Where are important financial papers kept -- the deed to the house, car title, insurance policies and investment and banking records? Are they owed money? If they have a safe deposit box, where is it located and where do they keep the key?
To make sure your parents continue to be self-sufficient, you may want to enlist the services of a financial planner. Garrido says the professionals in companies like his "quarterback" a team that might include lawyers, accountants, money managers, insurance and investment experts who work together to come up with the best plan. One way to ensure continuing income is with a reverse mortgage, which will allow your parents to live in their home for as long as they want and receive money to help cover expenses.
When the time arrives for hands-on financial caregiving, arrange to have your parents' bills paid directly from their checking account or sent to you to make sure vital services aren't discontinued. Or ask utility companies to contact you if the bills aren't paid on time so you can follow up.
"We're happy to add a third party to an account so that children can keep track on behalf of their parents," said Christy Heiser, spokesperson for San Diego Gas and Electric, who said this service is typical of that in most cities. It also allows them to flag the account so they can alert children in case of planned outages.
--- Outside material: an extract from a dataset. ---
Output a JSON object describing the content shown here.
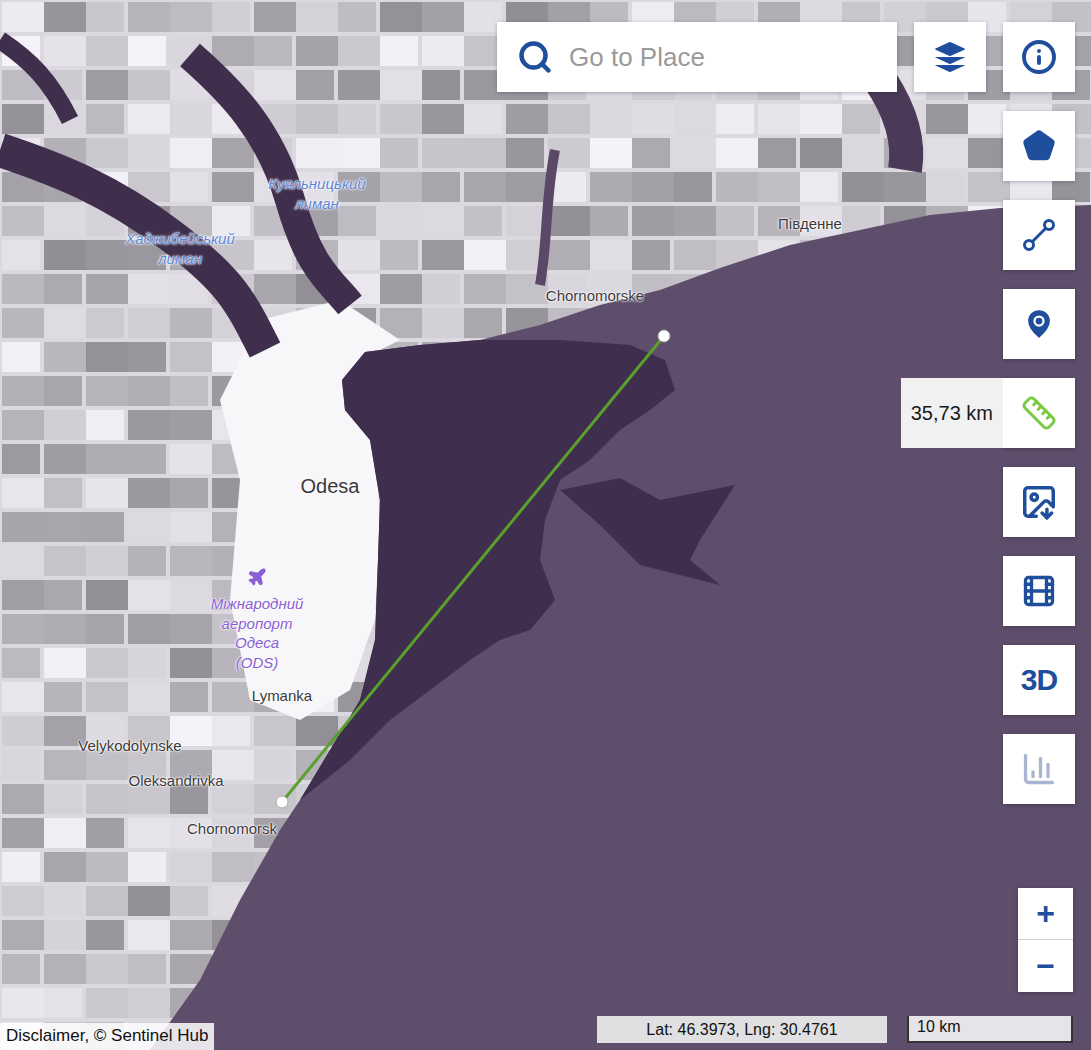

The most difficult task of all is making sure your parents have drawn up a will or established a trust. No one enjoys this conversation, but it is especially important if a family business is involved to ensure a smooth transition when parents must give up the reins, according to Garrido. It will also ensure that your parents' assets are eventually distributed the way they want so that they can continue to have a positive influence on their children's and grandchildren's lives.